Three types of ionization are used today for most PGs analyses:

electron ionization (El), positive chemical ionization (PCI), and

electron-capture negative chemical ionization (EC-NCI). EI/MS, as

discussed earlier, is most often used for structural elucidation and

identification of new compounds. El mass spectra give structurally useful

fragmentation patterns, although the molecular ion may be weak or even

absent. For trace analysis, typical limits of detection with El are

approximately 100 pg/mL (57). PCI and EC-NCI are "gentler" ionization

techniques, generally producing less fragmentation, with a more prominent

(pseudo-) molecular ion. Thus, these techniques are useful for confirming

molecular weight, and for trace analysis by selected-ion monitoring. PCI

has been shown to be helpful in characterization of thromboxanes and

prostaglandins (65). Limits of detection vary for PCI and EC-NCI,

depending on both the compound and the reagent gas selected. Many types

of chemical ionization reagent gases have been used, but methane and

isobutane are the most common. Most trace analysis studies are now

performed with EC-NCI with methane as the reagent gas. Detection limits

are generally in the low pg/mL range, although limits as low as 50 fg/mL

have been reported (59). The three ionization techniques have been









12

compared for trace analysis of PGs, including limits of detection and

spectra obtained with each ionization technique (49,57).

Gas chromatography is generally used to separate the eicosanoids

from each other and from other potential interferents prior to their

identification or detection by mass spectrometry. The first GC/MS

analyses were accomplished with packed gas chromatography columns, which

were used extensively until the development of fused silica capillary

chromatographic columns. Until 1982, approximately equal use was made of

packed and capillary column techniques, but capillary chromatography has

led to better separation of closely related compounds. Coupled with

negative chemical ionization, it has allowed researchers to achieve limits

of detection in the low pg/mL range. These advantages have provided

higher sensitivity and selectivity in eicosanoids analysis. However,

packed column chromatography still has a role in prostaglandin analysis.
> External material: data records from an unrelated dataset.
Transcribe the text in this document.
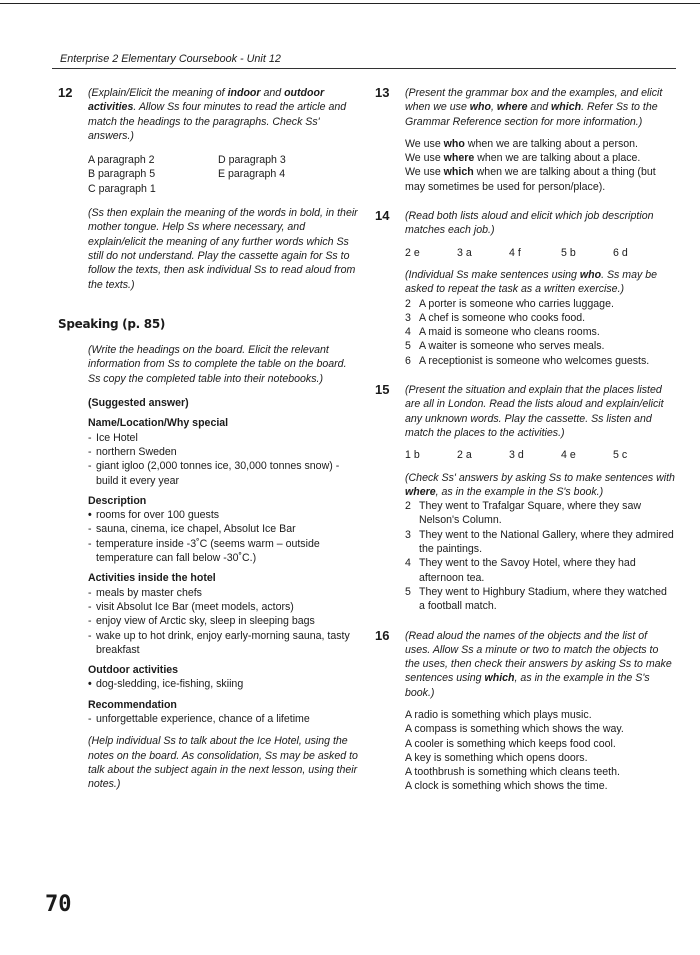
Enterprise 2 Elementary Coursebook - Unit 12
12 (Explain/Elicit the meaning of indoor and outdoor activities. Allow Ss four minutes to read the article and match the headings to the paragraphs. Check Ss' answers.)

A paragraph 2	D paragraph 3
B paragraph 5	E paragraph 4
C paragraph 1

(Ss then explain the meaning of the words in bold, in their mother tongue. Help Ss where necessary, and explain/elicit the meaning of any further words which Ss still do not understand. Play the cassette again for Ss to follow the texts, then ask individual Ss to read aloud from the texts.)

Speaking (p. 85)

(Write the headings on the board. Elicit the relevant information from Ss to complete the table on the board. Ss copy the completed table into their notebooks.)

(Suggested answer)

Name/Location/Why special

- Ice Hotel
- northern Sweden
- giant igloo (2,000 tonnes ice, 30,000 tonnes snow) - build it every year

Description

• rooms for over 100 guests
- sauna, cinema, ice chapel, Absolut Ice Bar
- temperature inside -3˚C (seems warm – outside temperature can fall below -30˚C.)

Activities inside the hotel

- meals by master chefs
- visit Absolut Ice Bar (meet models, actors)
- enjoy view of Arctic sky, sleep in sleeping bags
- wake up to hot drink, enjoy early-morning sauna, tasty breakfast

Outdoor activities

• dog-sledding, ice-fishing, skiing

Recommendation

- unforgettable experience, chance of a lifetime

(Help individual Ss to talk about the Ice Hotel, using the notes on the board. As consolidation, Ss may be asked to talk about the subject again in the next lesson, using their notes.)

13 (Present the grammar box and the examples, and elicit when we use who, where and which. Refer Ss to the Grammar Reference section for more information.)

We use who when we are talking about a person.

We use where when we are talking about a place.

We use which when we are talking about a thing (but may sometimes be used for person/place).

14 (Read both lists aloud and elicit which job description matches each job.)

2 e	3 a	4 f	5 b	6 d

(Individual Ss make sentences using who. Ss may be asked to repeat the task as a written exercise.)

2 A porter is someone who carries luggage.
3 A chef is someone who cooks food.
4 A maid is someone who cleans rooms.
5 A waiter is someone who serves meals.
6 A receptionist is someone who welcomes guests.
15 (Present the situation and explain that the places listed are all in London. Read the lists aloud and explain/elicit any unknown words. Play the cassette. Ss listen and match the places to the activities.)

1 b	2 a	3 d	4 e	5 c

(Check Ss' answers by asking Ss to make sentences with where, as in the example in the S's book.)

2 They went to Trafalgar Square, where they saw Nelson's Column.
3 They went to the National Gallery, where they admired the paintings.
4 They went to the Savoy Hotel, where they had afternoon tea.
5 They went to Highbury Stadium, where they watched a football match.
16 (Read aloud the names of the objects and the list of uses. Allow Ss a minute or two to match the objects to the uses, then check their answers by asking Ss to make sentences using which, as in the example in the S's book.)

A radio is something which plays music.

A compass is something which shows the way.

A cooler is something which keeps food cool.

A key is something which opens doors.

A toothbrush is something which cleans teeth.

A clock is something which shows the time.

70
One recent study (66) showed the advantages of packed columns for highly

contaminated samples that exceeded the capacity of capillary columns.
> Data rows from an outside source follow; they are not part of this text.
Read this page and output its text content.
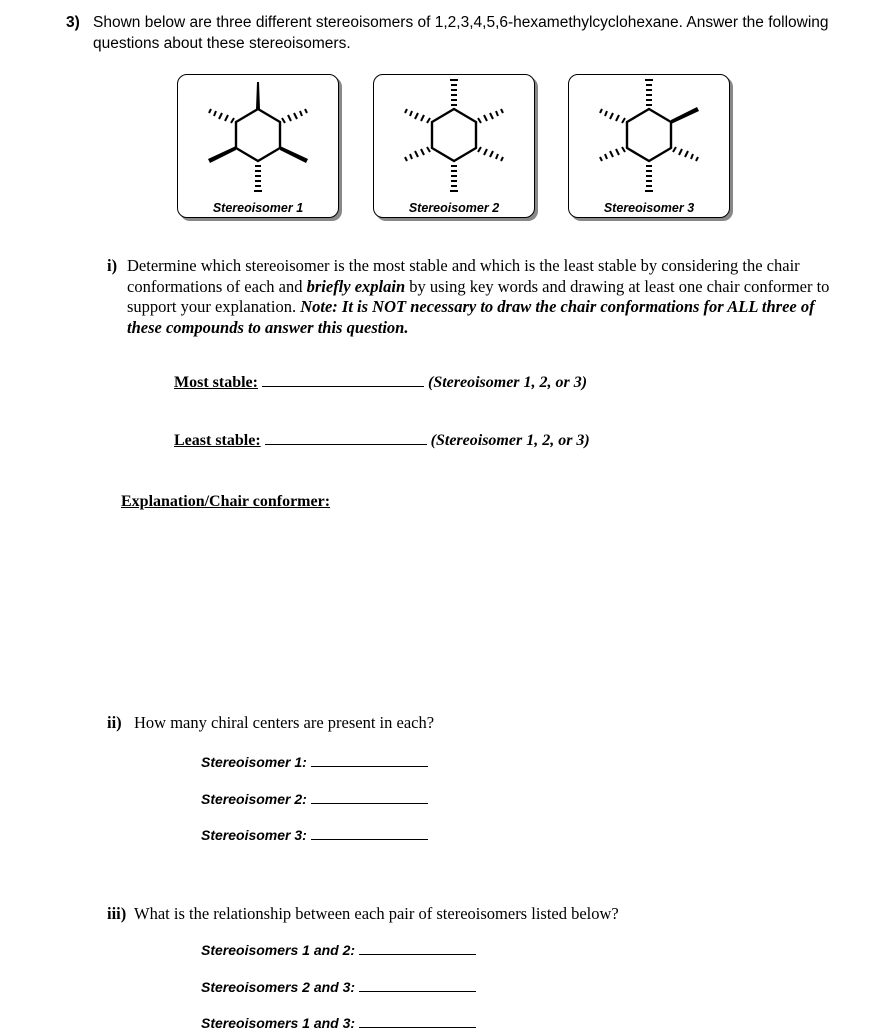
3) Shown below are three different stereoisomers of 1,2,3,4,5,6-hexamethylcyclohexane. Answer the following questions about these stereoisomers.
Stereoisomer 1	Stereoisomer 2	Stereoisomer 3
i) Determine which stereoisomer is the most stable and which is the least stable by considering the chair conformations of each and briefly explain by using key words and drawing at least one chair conformer to support your explanation. Note: It is NOT necessary to draw the chair conformations for ALL three of these compounds to answer this question.
Most stable:	(Stereoisomer 1, 2, or 3)
Least stable:	(Stereoisomer 1, 2, or 3)
Explanation/Chair conformer:
ii) How many chiral centers are present in each?
Stereoisomer 1:
Stereoisomer 2:
Stereoisomer 3:
iii) What is the relationship between each pair of stereoisomers listed below?
Stereoisomers 1 and 2:
Stereoisomers 2 and 3:
Stereoisomers 1 and 3:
Researchers have recently recognized the value of introducing the

capillary column directly into the ion source of the mass spectrometry

(67). This avoids problems with contamination, adsorption, and

decomposition of analytes (which can be severe with PGs) on active

surfaces in other GC/MS interfaces.

Derivatization of PGs has been important in their analysis, both to

increase their volatility for gas chromatography separation and to provide

for efficient EC-NCI to increase sensitivity of the GC/MS method. Today,

the methylester/methoxime/trimethylsilyl ether of PGs is the most

frequently cited derivative in GC/EI/MS analysis (63,64). However, it has









13

been shown that these derivatives are susceptible to hydrolysis, often

producing ions that are not optimal for selective-ion monitoring (68).

This is due to the low relative intensity of the high mass ions which are

optimal for quantitation.

The derivatization of PGs for GC/EC-NCI/MS seems to be standardizing

on the methoxime/trimethylsilyl ether/pentafluorobenzyl ester (MO/TMS/PFB)

mixed derivative (50,51,69-72). Derivatization with perfluorinated acid

anhydrides has been increasingly used for both qualitative and

quantitative work (69). These anhydrides usually incorporate a silylating

reagent such as N-(tetra-butyldimethylsilyl)/N-(methyltrifluoroacetamide).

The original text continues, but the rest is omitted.